Les dettes souveraines de la Turquie en dollars ont surperformé la plupart des autres dettes émergentes la semaine dernière, gagnant 12%, alors que la prime de risque sur les bons du Trésor américain a diminué de plus de 80 points de base (pb) selon JPMorgan, et que le coût des protections contre un risque de crédit (CDS) à 5 ans a chuté de plus de 100 pb (autour de 550 pb).

Quelles hausses de taux ?

Une fois l’euphorie retombée, les investisseurs souhaiteront que le président Erdogan diminue son emprise négative sur l’économie. Certains ont estimé que les récents mouvements à la baisse de la livre pourraient être le signe d’une moindre intervention de la CBRT sur les changes. Goldman Sachs a constaté une pression sur la monnaie, avec des réserves de changes désormais négatives et révisé son estimation à 12 mois de 22 à 28 livres pour un dollar.

D’autres ont aussi mis en garde sur le fait que la nomination de Mehmet Simsek puisse être «symbolique», pour pouvoir faire appel aux marchés dans la période post-élections. Lundi, l’inflation pour mai est tombée au-dessous de 40% pour la première fois depuis fin 2021, en grande partie grâce aux effets de base, également grâce à la décision du bureau des statistiques d’exclure momentanément des calculs la consommation de gaz après la distribution gratuite demandée par le président dans le mois précédant les élections.

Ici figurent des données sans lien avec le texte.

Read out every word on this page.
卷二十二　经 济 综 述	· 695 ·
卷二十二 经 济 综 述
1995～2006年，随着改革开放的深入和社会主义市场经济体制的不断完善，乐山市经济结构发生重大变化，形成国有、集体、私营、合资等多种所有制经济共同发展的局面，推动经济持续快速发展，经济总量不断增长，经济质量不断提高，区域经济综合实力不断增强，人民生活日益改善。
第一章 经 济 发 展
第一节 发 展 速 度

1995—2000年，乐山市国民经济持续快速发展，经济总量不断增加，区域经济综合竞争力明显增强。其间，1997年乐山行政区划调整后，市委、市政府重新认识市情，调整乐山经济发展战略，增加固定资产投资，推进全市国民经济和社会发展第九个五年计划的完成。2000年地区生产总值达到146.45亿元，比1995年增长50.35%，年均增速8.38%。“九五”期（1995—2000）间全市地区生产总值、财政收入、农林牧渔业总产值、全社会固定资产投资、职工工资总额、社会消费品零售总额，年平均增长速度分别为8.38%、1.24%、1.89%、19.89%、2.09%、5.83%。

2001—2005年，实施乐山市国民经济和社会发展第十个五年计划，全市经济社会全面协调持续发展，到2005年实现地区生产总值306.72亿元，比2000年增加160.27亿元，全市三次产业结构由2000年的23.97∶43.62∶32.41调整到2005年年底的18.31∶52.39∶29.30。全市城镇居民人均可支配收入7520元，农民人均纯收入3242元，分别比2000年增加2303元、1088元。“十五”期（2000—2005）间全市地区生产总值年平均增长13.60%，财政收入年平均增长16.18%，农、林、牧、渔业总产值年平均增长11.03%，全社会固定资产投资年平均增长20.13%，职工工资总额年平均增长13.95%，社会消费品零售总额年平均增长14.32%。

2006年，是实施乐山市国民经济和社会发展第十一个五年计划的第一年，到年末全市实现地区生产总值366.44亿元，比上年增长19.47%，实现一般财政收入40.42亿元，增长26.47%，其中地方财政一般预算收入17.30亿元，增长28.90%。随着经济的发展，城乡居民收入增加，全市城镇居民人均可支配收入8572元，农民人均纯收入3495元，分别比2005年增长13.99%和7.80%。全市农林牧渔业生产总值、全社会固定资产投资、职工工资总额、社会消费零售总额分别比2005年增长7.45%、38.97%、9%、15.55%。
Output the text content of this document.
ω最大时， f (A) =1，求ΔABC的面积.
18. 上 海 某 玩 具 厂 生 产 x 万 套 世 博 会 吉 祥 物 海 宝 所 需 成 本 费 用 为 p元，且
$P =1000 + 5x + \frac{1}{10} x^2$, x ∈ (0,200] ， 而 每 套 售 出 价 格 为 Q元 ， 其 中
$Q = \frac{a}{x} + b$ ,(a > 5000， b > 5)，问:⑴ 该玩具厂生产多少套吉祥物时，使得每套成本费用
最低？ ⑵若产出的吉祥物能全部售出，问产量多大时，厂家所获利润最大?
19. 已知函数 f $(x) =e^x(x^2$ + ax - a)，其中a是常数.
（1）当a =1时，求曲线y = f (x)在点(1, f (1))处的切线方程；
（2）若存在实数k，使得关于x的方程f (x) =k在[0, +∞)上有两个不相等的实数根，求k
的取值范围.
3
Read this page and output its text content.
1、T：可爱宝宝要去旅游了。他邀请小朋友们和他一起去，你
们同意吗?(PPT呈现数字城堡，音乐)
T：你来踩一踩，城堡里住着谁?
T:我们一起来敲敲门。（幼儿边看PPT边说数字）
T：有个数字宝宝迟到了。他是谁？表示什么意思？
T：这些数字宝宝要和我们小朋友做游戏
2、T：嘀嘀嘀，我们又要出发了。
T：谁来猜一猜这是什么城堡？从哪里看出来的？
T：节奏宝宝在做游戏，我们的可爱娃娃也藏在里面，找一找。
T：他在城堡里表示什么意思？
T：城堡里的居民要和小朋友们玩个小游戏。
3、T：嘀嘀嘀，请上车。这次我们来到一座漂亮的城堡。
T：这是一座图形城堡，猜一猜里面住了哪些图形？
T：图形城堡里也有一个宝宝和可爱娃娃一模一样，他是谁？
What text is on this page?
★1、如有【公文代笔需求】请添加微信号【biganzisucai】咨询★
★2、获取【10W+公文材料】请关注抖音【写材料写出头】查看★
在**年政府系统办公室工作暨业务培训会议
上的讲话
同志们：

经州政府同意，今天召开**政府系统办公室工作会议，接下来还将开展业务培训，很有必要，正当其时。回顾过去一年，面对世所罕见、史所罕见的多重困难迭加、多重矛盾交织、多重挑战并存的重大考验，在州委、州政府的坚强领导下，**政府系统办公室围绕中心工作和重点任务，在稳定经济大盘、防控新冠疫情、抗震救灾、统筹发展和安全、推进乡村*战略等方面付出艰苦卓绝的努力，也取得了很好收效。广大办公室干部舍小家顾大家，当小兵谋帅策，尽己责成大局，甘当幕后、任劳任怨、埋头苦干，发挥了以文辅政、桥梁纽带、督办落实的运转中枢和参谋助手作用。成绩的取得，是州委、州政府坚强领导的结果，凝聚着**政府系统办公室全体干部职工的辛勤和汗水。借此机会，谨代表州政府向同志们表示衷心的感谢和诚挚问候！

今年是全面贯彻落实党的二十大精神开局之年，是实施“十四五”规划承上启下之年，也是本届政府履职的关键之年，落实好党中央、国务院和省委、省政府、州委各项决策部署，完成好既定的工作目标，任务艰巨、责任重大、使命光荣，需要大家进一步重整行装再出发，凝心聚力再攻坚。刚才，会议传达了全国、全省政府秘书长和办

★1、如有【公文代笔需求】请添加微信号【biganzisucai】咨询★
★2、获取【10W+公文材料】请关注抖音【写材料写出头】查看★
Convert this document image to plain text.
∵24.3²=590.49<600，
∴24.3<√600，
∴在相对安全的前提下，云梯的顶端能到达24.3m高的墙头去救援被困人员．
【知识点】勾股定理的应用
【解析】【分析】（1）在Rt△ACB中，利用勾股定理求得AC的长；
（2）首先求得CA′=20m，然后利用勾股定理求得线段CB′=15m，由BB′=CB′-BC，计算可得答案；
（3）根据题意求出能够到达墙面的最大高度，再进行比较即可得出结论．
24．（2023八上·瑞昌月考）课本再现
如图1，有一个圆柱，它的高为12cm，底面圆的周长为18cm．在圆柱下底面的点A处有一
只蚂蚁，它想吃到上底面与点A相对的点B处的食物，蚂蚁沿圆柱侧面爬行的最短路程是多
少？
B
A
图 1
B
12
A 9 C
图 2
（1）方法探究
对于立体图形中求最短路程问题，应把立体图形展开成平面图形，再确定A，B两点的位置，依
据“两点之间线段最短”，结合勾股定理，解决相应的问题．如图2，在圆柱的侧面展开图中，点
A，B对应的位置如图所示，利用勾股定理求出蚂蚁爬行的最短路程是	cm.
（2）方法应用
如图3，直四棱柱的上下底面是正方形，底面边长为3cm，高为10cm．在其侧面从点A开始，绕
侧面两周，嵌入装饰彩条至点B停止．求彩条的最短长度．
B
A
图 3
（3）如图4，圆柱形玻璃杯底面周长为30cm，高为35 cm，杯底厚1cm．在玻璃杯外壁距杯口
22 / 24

Les avis divergent sur le fait qu’après plus de deux ans de baisse, la banque centrale pourrait remonter ses taux directeurs rapidement. Actuellement, le taux repo à 7 jours est à 8,50%. «Nous ne nous attendons pas à des changements significatifs (…), expliquait Guillaume Tresca, stratégiste senior chez Generali Investments après l’élection. Nous n’anticipons pas de hausses de taux spécifiques et nous voyons le risque que les autorités reportent ultérieurement les changements nécessaires (…). Peut-être au prochain trimestre, lorsque la pression du marché sera trop forte.»

JPMorgan et Barclays évoquent une hausse de 16,5 points de pourcentage (pp) dès juin, pour un taux de respectivement 30% et 35% fin 2023. Marek Drimal, stratégiste chez Société Générale CIB, prévoit plutôt 650 pb en juin puis deux fois 500 pb pour atteindre les 25% en août. Tous s’attendent à plus de volatilité, vu le coût record des couvertures contre une baisse de la devise à 6 mois (21,7%). Moins négatif à court terme avec la perspective de taux plus élevés et de revenus du tourisme, Marek Drimal, a averti que «la lire pourrait à nouveau avoir des problèmes au cours de l’hiver prochain» sans les ajustements nécessaires face aux déséquilibres et aux besoins de financements extérieurs de la Turquie. Mais le nouveau ministre de l’Economie aura probablement besoin de temps.